L’HYPERTENSION ARTÉRIELLE (HTA) est définie par une pression artérielle (PA) ≥ 140 mmHg pour la systolique et/ou 90 mmHg pour la diastolique. Une augmentation rapide et importante de la pression artérielle n’est à considérer comme une urgence hypertensive que si elle est associée à une souffrance organique qui compromet la vie du patient à court terme (1).
« Une pression artérielle de 220/120 mmHg mesurée chez un hypertendu chronique qui se présente chez le médecin avec une entorse de la cheville n’est pas une urgence hypertensive, alors qu’en cas d’éclampsie, une parturiente peut convulser en présence d’une augmentation modeste de la pression artérielle », a rappellé Marc Leemann (2). Ainsi, la gravité d’une poussée tensionnelle est davantage liée à l’existence d’une souffrance viscérale qu’au niveau tensionnel atteint. La West Birmingham Malignant Hypertension Study (3) a confirmé cette donnée en affirmant que la pression pulsée n’est pas prédictive de décès ou de dialyse rénale en cas d’hypertension maligne, et un commentaire judicieux publié dans le même numéro était titré : « Crise hypertensive, oublions les chiffres » (4).
La dénomination en vigueur dans les pays anglo-saxons, plus précise que la nôtre, distingue les urgences hypertensives (« hypertensive emergencies ») et les poussées hypertensives (« hypertensive urgencies »). Les urgences hypertensives sont caractérisées par une poussée tensionnelle associée à une souffrance viscérale (aorte, cœur, cerveau, reins, placenta), et elles compromettent le pronostic vital à court terme. Elles nécessitent donc une réduction rapide de la pression artérielle, de l’ordre de 25 % dans les deux premières heures, en faisant appel à des antihypertenseurs administrés par voie veineuse. Dans les poussées hypertensives, l’hypertension est sévère, avec des chiffres tensionnels dépassant 180/110 mmHg, mais sans souffrance viscérale immédiate. Dans ce contexte, le traitement implique une réduction progressive de la pression artérielle par des antihypertenseurs oraux, le traitement de la cause s’imposant par ailleurs.
Une pénurie d’études.
Des recommandations émises en 2002 par l’Afssaps, mais qui ne sont plus disponibles que sur le site de la Société française de néphrologie*, ont précisé la conduite à tenir en fonction de l’organe cible et du type d’atteinte. Certains domaines abordés dans recommandations ont été mis à jour, mais pas tous. Ainsi, par exemple, en cas de dissection aortique, il est préconisé de faire appel aux bêtabloquants, aux IEC, aux inhibiteurs calciques ou aux dérivés nitrés, la pression artérielle cible étant de 120 mmHg (5).

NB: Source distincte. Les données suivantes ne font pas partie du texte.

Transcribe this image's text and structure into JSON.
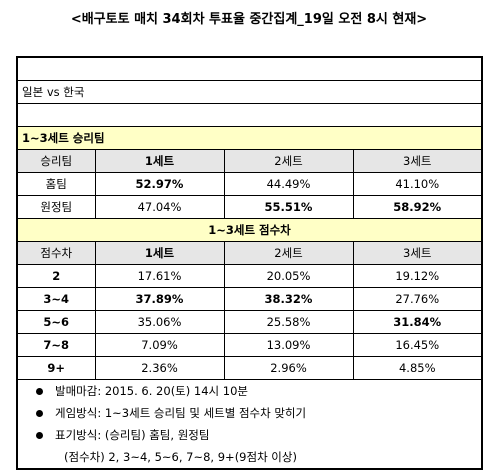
{
  "title": "<배구토토 매치 34회차 투표율 중간집계_19일 오전 8시 현재>",
  "match": "일본 vs 한국",
  "section1": {
    "title": "1~3세트 승리팀",
    "headers": [
      "승리팀",
      "1세트",
      "2세트",
      "3세트"
    ],
    "rows": [
      {
        "label": "홈팀",
        "values": [
          "52.97%",
          "44.49%",
          "41.10%"
        ]
      },
      {
        "label": "원정팀",
        "values": [
          "47.04%",
          "55.51%",
          "58.92%"
        ]
      }
    ]
  },
  "section2": {
    "title": "1~3세트 점수차",
    "headers": [
      "점수차",
      "1세트",
      "2세트",
      "3세트"
    ],
    "rows": [
      {
        "label": "2",
        "values": [
          "17.61%",
          "20.05%",
          "19.12%"
        ]
      },
      {
        "label": "3~4",
        "values": [
          "37.89%",
          "38.32%",
          "27.76%"
        ]
      },
      {
        "label": "5~6",
        "values": [
          "35.06%",
          "25.58%",
          "31.84%"
        ]
      },
      {
        "label": "7~8",
        "values": [
          "7.09%",
          "13.09%",
          "16.45%"
        ]
      },
      {
        "label": "9+",
        "values": [
          "2.36%",
          "2.96%",
          "4.85%"
        ]
      }
    ]
  },
  "notes": [
    "발매마감: 2015. 6. 20(토) 14시 10분",
    "게임방식: 1~3세트 승리팀 및 세트별 점수차 맞히기",
    "표기방식: (승리팀) 홈팀, 원정팀"
  ],
  "notes_continuation": "(점수차) 2, 3~4, 5~6, 7~8, 9+(9점차 이상)"
}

En cas d’accident vasculaire cérébral, les recommandations (6) sont à compléter par les études ICH ADAPT (Intracerebral Haemorrhage Acutely Decreasing Arterial Pressure Trial), ENOS (Efficacy of Nitric Oxide in Stroke Trial) et INTERACT2 (Second main phase of the Intensive Blood Pressure Reduction in Acute Cerebral Haemorrhage Trial), en cours.
En cas d’épistaxis, enfin, une étude rétrospective apparaît dans un désert de littérature (7). Elle ne fait que souligner qu’un traitement antihypertenseur préventif est nécessaire. Même dénuement pour ce qui est de la poussée hypertensive chez les patients hospitalisés, « une lacune des recommandations » (8).
D’après la communication de Marc Leeman, hôpital Erasme, Bruxelles.
(1) Lancet 2000;356(9227):411-417.
(2) Leeman M. [Hypertensive crisis: when and how to treat?]. Rev Med Brux 2004;25(2):73-78.
(3) J Hypertens 2012;30(5):974-9.
(4) J Hypertens 2012;30(5):882-3.
(5) Circulation 2010;121(13):e266-e369.
(6) Stroke 2010;41(9):2108-2129.
(7) J Am Soc Hypertens 2012;6(4):291-295.
(8) Weder AB. Treating Acute Hypertension in the Hospital: A Lacuna in the Guidelines. Hypertension 2010;57(1):18-20.